The MADlib Analytics Library or MAD Skills, the SQL
1 minute read ∼ Filed in : A paper noteSummary
This paper proposes a way to integrate the MCMC and Gibbs sampling algorithm using SQL language. Further, it analyzes those models with some characterizations and proposes a rule to choose the different algorithms for different documents in a single query.
Introduction
This paper introduces Madlib, a library of analytics that can be installed and executed within a relational database engine that supports SQL.
Architecture
There are two challenges in architectural design:
- In macro: How to partition data into chunks that can fit in single node memory and can be orchestrated in movement between nodes.
- In micro: How to invoke efficient linear algebra routines on the data it got.
Programming model
Macro program:
It provides UDA to do the aggregation like map-reduce. It also inloves the chunk level aggregation.
Micro program:
It invokes single-node code to perform arithmetic, such as dense matrix operations, on single-node chunks.

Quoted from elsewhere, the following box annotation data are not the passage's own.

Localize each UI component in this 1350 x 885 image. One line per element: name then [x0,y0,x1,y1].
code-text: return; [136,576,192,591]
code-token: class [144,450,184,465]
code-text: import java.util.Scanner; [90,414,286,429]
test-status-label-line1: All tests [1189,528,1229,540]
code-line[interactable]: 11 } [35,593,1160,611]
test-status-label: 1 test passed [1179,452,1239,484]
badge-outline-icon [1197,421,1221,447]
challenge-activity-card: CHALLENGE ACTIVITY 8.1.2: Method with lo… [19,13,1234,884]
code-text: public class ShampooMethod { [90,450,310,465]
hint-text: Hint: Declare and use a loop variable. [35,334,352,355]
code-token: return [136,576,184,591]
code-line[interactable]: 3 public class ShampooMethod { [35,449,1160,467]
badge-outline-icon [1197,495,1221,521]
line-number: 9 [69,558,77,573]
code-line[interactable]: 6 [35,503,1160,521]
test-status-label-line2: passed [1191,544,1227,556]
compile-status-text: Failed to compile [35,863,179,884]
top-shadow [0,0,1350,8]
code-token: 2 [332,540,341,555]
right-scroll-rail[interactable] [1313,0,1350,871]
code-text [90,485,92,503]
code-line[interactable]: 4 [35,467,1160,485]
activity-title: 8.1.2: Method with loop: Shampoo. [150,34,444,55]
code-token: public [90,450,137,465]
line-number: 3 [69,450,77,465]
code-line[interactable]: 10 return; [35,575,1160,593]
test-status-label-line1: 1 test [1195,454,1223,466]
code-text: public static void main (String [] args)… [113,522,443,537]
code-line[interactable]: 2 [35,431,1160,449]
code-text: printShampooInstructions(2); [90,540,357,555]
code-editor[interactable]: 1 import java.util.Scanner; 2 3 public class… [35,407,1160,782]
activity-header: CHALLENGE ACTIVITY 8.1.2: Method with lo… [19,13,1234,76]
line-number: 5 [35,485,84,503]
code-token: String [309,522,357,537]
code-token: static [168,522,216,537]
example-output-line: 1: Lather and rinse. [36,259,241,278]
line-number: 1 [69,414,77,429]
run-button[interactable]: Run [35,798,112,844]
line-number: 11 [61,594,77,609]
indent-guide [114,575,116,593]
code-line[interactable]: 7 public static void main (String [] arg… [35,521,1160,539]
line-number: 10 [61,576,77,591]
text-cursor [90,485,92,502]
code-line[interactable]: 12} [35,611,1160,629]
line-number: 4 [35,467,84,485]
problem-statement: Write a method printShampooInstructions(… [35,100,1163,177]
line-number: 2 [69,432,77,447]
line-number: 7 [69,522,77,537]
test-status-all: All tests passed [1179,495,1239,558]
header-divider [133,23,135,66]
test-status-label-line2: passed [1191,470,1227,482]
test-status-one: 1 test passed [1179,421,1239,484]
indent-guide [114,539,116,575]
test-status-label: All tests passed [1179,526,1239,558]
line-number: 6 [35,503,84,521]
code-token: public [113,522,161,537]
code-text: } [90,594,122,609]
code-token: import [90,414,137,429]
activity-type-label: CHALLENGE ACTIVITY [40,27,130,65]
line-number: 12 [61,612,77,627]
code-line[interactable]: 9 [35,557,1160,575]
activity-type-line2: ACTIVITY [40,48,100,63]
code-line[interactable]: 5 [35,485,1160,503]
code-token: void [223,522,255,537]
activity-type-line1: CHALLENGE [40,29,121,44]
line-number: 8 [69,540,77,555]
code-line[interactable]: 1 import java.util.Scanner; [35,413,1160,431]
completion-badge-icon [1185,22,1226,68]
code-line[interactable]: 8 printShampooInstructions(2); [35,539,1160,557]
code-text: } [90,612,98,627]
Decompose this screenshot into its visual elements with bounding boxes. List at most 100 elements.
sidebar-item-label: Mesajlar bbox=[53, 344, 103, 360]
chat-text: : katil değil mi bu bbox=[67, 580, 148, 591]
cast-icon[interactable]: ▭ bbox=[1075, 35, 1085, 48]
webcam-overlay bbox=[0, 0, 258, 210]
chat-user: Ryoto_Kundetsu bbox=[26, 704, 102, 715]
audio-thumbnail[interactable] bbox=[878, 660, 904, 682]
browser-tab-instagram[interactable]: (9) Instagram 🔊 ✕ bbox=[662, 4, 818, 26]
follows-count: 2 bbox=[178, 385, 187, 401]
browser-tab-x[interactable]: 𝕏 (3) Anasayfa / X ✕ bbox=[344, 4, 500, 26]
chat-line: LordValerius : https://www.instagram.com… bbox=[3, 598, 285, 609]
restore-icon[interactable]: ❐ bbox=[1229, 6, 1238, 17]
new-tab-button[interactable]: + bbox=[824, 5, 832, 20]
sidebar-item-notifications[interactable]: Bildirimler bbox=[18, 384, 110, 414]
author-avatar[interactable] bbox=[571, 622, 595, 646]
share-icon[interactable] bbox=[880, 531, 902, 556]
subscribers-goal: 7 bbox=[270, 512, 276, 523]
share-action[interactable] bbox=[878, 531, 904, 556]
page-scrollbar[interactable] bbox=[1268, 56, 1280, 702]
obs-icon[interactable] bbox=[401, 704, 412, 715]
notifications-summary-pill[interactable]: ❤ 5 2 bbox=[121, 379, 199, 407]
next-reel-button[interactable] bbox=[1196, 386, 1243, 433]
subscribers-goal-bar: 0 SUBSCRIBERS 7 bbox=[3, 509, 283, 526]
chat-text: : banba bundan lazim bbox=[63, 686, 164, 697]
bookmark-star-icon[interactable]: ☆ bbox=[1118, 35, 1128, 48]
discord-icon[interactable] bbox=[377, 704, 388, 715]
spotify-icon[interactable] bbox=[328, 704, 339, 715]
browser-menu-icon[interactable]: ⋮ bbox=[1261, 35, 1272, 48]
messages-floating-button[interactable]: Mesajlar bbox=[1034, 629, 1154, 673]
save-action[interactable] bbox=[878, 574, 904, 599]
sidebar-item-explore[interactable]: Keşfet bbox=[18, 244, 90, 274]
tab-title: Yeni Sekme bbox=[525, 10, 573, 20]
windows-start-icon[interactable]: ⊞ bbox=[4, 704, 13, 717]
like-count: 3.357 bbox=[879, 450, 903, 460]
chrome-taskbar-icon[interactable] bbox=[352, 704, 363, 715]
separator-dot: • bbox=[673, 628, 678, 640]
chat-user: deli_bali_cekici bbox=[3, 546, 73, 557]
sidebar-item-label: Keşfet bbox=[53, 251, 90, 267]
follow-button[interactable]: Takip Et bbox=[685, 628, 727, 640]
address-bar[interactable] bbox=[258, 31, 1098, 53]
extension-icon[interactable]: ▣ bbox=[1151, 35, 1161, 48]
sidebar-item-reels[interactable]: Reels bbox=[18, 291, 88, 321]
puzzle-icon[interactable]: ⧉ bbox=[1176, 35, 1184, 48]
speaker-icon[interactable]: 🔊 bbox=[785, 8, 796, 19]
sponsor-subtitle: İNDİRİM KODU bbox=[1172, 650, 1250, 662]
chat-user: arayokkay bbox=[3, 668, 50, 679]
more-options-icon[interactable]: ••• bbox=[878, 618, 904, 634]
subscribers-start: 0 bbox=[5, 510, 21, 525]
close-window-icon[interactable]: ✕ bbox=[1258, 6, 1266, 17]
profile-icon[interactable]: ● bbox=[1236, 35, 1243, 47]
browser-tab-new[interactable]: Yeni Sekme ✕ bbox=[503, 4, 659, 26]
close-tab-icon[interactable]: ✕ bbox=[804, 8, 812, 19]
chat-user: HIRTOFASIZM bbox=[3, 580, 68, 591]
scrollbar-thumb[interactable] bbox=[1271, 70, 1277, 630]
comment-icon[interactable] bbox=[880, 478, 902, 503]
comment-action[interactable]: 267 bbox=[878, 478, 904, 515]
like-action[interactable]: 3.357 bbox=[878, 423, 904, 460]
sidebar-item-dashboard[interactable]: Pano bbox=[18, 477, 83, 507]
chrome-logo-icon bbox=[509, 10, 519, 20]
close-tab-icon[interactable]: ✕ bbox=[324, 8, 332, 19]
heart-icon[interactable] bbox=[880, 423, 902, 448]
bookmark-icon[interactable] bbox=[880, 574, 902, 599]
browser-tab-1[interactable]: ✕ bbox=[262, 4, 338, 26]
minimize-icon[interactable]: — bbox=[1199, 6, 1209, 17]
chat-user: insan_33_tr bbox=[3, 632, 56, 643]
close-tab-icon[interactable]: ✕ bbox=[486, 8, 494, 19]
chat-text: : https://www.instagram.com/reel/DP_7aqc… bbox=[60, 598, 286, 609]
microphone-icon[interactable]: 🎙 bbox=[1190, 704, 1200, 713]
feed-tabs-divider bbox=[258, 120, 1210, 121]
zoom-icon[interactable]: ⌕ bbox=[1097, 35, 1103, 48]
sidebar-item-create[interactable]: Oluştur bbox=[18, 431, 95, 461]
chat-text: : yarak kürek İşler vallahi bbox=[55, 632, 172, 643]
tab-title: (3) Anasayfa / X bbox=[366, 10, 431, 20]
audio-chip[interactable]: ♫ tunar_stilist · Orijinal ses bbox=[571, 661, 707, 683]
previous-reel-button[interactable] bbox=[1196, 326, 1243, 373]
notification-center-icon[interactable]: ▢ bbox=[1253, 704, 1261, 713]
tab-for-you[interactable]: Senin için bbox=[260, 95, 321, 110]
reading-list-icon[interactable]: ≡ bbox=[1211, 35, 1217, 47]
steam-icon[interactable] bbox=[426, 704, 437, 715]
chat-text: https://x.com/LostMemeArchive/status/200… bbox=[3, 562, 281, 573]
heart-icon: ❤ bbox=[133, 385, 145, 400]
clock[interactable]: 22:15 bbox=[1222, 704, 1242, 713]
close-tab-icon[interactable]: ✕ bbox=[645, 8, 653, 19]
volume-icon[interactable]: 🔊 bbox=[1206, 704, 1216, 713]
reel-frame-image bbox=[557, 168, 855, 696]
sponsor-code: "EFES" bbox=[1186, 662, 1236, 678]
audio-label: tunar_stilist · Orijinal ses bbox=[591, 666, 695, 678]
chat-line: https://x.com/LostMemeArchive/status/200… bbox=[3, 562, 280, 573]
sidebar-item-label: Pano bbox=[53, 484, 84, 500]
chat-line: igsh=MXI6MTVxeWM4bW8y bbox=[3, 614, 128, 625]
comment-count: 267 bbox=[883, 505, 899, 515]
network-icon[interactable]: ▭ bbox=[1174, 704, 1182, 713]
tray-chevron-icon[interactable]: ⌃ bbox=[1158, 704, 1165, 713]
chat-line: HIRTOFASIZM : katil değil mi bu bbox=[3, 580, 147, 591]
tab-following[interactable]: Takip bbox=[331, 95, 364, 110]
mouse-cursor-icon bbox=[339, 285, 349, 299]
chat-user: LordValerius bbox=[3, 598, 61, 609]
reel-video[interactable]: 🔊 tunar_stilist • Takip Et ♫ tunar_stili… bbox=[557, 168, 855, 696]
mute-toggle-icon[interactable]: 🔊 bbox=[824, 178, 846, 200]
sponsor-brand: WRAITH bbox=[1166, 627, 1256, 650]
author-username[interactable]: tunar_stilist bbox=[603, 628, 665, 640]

The paper writes its own sparse matrix library since the standard math library doesn’t handle math lib well.
Implementation
It implements an abstract layer that provides three functionality.
-
Type bridging
The mapping of C++ types and methods => database types and methods.
-
Resource management shims
The abstract layer’s the memory allocation/deallocation, exception handling, and system signal passing.
-
Math library integration
The abstract layer incorporating third-party libs makes writing correct and performant code easy.